AzureML studio allows the user to manage their dataset and datastores directly inside the portal.
A Dataset is a resource for exploring, transforming and managing data in Azure Machine Learning. Datasets enable:
-
Easy access to data: without worrying about connection strings or data paths. Only keep a single copy of data in the storage service of your choice.
-
Training with big data: seamless integration with Azure Machine Learning features like labelling, training products and pipelines. Users can share and reuse datasets in various experiments.
-
Tracking data usage: Azure ML automatically tracks which version of the dataset was used for the ML experiment and produced which model.
-
Navigate to the left pane of your workspace. Select Datasets under the Assets section.

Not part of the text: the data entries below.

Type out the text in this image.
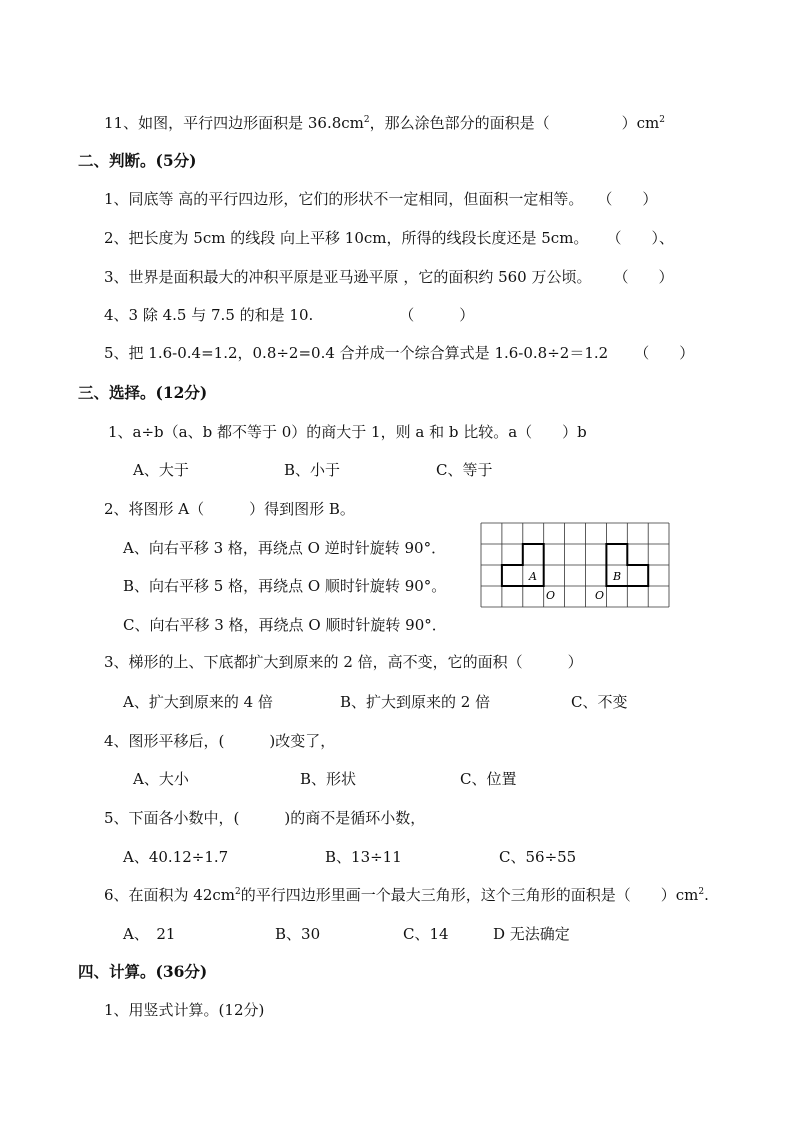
11、如图，平行四边形面积是 $36.8cm^2$，那么涂色部分的面积是（	）$cm^2$
二、判断。(5分)
1、同底等 高的平行四边形，它们的形状不一定相同，但面积一定相等。 （　　）
2、把长度为 5cm 的线段 向上平移 10cm，所得的线段长度还是 5cm。 （　　）、
3、世界是面积最大的冲积平原是亚马逊平原 ，它的面积约 560 万公顷。 （　　）
4、3 除 4.5 与 7.5 的和是 10.	（　　　）
5、把 1.6-0.4=1.2，0.8÷2=0.4 合并成一个综合算式是 1.6-0.8÷2＝1.2 （　　）
三、选择。(12分)
1、a÷b（a、b 都不等于 0）的商大于 1，则 a 和 b 比较。a（　　）b
A、大于	B、小于	C、等于
2、将图形 A（　　　）得到图形 B。
A、向右平移 3 格，再绕点 O 逆时针旋转 90°．
B、向右平移 5 格，再绕点 O 顺时针旋转 90°。
C、向右平移 3 格，再绕点 O 顺时针旋转 90°．
A	B
O	O
3、梯形的上、下底都扩大到原来的 2 倍，高不变，它的面积（　　　）
A、扩大到原来的 4 倍	B、扩大到原来的 2 倍	C、不变
4、图形平移后，(　　　)改变了，
A、大小	B、形状	C、位置
5、下面各小数中，(　　　)的商不是循环小数，
A、40.12÷1.7	B、13÷11	C、56÷55
6、在面积为 $42cm^2$的平行四边形里画一个最大三角形，这个三角形的面积是（　　）$cm^2$.
A、　21	B、30	C、14	D 无法确定
四、计算。(36分)
1、用竖式计算。(12分)
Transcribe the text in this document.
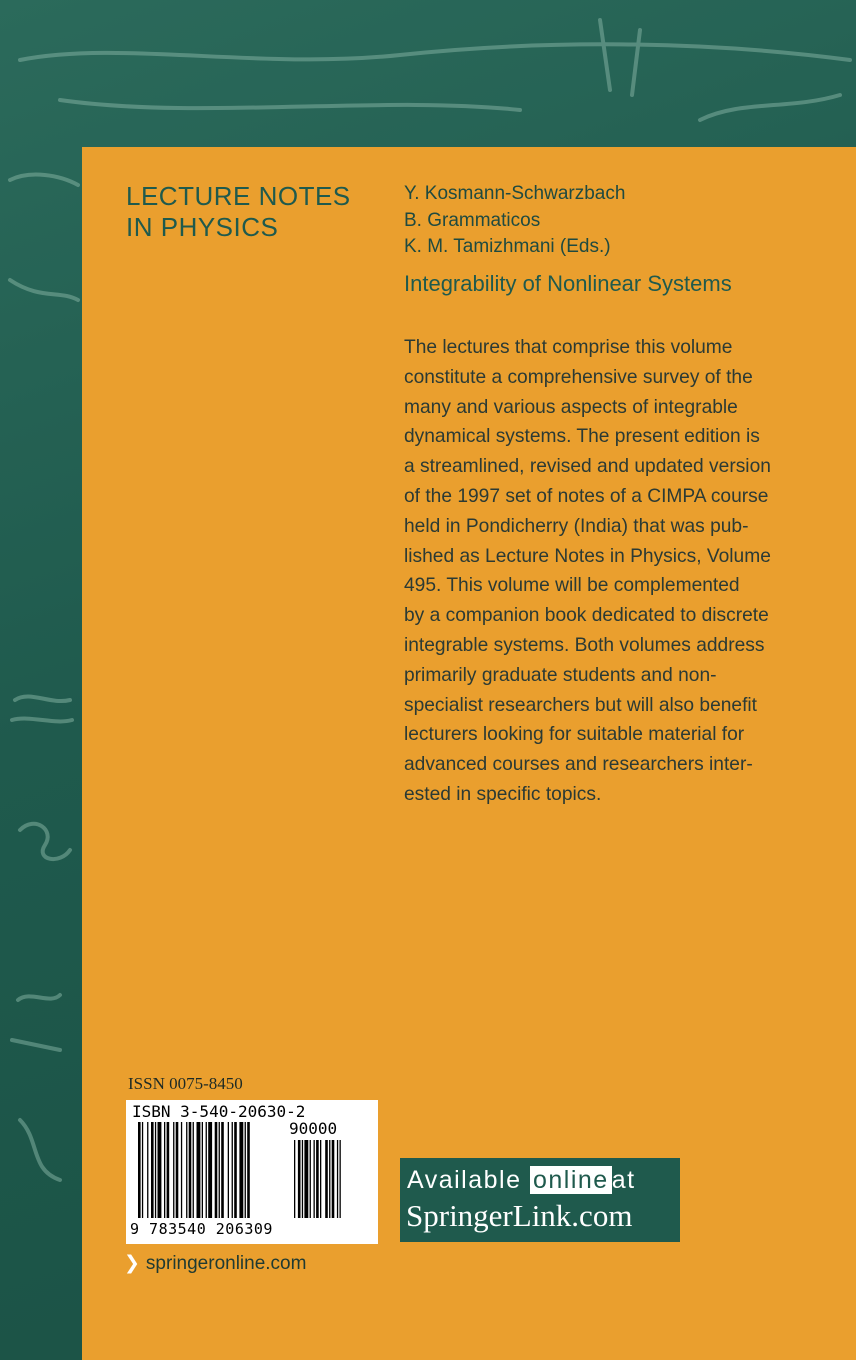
LECTURE NOTES
IN PHYSICS
Y. Kosmann-Schwarzbach
B. Grammaticos
K. M. Tamizhmani (Eds.)
Integrability of Nonlinear Systems
The lectures that comprise this volume
constitute a comprehensive survey of the
many and various aspects of integrable
dynamical systems. The present edition is
a streamlined, revised and updated version
of the 1997 set of notes of a CIMPA course
held in Pondicherry (India) that was pub-
lished as Lecture Notes in Physics, Volume
495. This volume will be complemented
by a companion book dedicated to discrete
integrable systems. Both volumes address
primarily graduate students and non-
specialist researchers but will also benefit
lecturers looking for suitable material for
advanced courses and researchers inter-
ested in specific topics.
ISSN 0075-8450
ISBN 3-540-20630-2
90000
9 783540 206309
❯ springeronline.com
Available online at
SpringerLink.com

Click on 'Create dataset' and choose 'From local files'. Name the dataset 'IBM-Employee-Attrition' and then click 'Next'. Make sure to leave the dataset type as Tabular.
- Click 'Browse', choose the file you had downloaded, and click 'Next' to create the dataset in the workspace's default Blob storage.
- Click 'Next' through the following "Settings and preview" and "Schema" sections to verify that everything looks correct.
- Finally, in the "Confirm Details" section, select "Profile this dataset after creation" and specify the compute resource that you previously created as the compute to use for profiling.
-
Now, click on the newly created dataset and click 'Explore'. Here you can see the fields of the Tabular dataset.
-
To view the profile of the dataset we generated in the previous step, click the "Profile" tab. If you want to regenerate a profile (or you created the dataset without selecting the profile option), you can click "Generate profile" and select a cluster to generate profile information for the dataset.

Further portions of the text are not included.